John Guya, secretary of Loketta farmer group in Zone IV, expressed concern over the drought's impact on their ten-acre cassava plantation.

"The unreliable rain pattern is a big blow to the farmers. We are not certain of getting good yield from our gardens," said Guya, whose group was trained in climate-smart agriculture by implementing partners.

Yumbe district local council chairperson, Abdul Mutalib Mahamoud, highlighted the broader consequences of food insecurity.

"The refugee communities are going through a lot as a result of food insecurity. They work tirelessly, but their efforts are hampered by droughts," Mahamoud said, noting a rise in criminality as refugees seek alternative means for survival.

Solomon Osakan, the Office of the Prime Minister's refugee desk officer for the West Nile region, acknowledged the funding challenges but emphasized that integration efforts provide refugees with livelihood opportunities.

"Despite the reduction in donor funding, refugees have other means of survival," Osakan said.

To address the environmental challenges exacerbating the situation, World Vision Uganda's national director, Jeremiah Nyagah, announced a five-year re-greening intervention in Yumbe district.

"Our intervention is expected to improve land, soil, water, and vegetation and biodiversity in the two sub-counties of Ariwa and Odravu," said Nyagah.

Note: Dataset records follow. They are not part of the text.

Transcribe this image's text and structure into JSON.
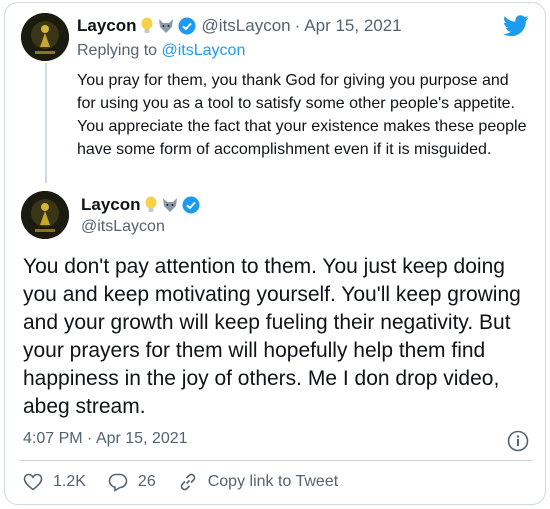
{
  "reply_tweet": {
    "author_name": "Laycon",
    "handle": "@itsLaycon",
    "separator": "·",
    "date": "Apr 15, 2021",
    "replying_label": "Replying to",
    "replying_to": "@itsLaycon",
    "text": "You pray for them, you thank God for giving you purpose and for using you as a tool to satisfy some other people's appetite. You appreciate the fact that your existence makes these people have some form of accomplishment even if it is misguided."
  },
  "main_tweet": {
    "author_name": "Laycon",
    "handle": "@itsLaycon",
    "text": "You don't pay attention to them. You just keep doing you and keep motivating yourself. You'll keep growing and your growth will keep fueling their negativity. But your prayers for them will hopefully help them find happiness in the joy of others. Me I don drop video, abeg stream.",
    "time": "4:07 PM",
    "separator": "·",
    "date": "Apr 15, 2021"
  },
  "actions": {
    "likes": "1.2K",
    "replies": "26",
    "copy_link": "Copy link to Tweet"
  },
  "icons": {
    "brand": "twitter-bird-icon",
    "verified": "verified-badge-icon",
    "like": "heart-icon",
    "reply": "reply-bubble-icon",
    "link": "link-icon",
    "info": "info-icon",
    "emoji_1": "light-bulb-emoji",
    "emoji_2": "wolf-emoji"
  },
  "colors": {
    "accent": "#1d9bf0",
    "text_primary": "#0f1419",
    "text_secondary": "#536471",
    "border": "#cfd9de"
  }
}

Legislators from the parliamentary alliance on food and nutrition security, led by chairperson Milton Muwuma, visited Bidibidi to assess the situation.

"We need urgent action in re-greening our environment with support from different implementing partners," Muwuma emphasized, advocating for regular community dialogues on environmental degradation and its impact on livelihoods.

The national state of environment report (2018-19) underscores the urgency of these interventions, highlighting a decline in natural forests over recent decades despite an increase in plantation forests from 3 percent to 8 percent between 2010 and 2017.

The resilience of Bidibidi’s refugee farmers continues to be tested, underlining the critical need for sustained support and effective natural resource management to ensure their survival and prosperity.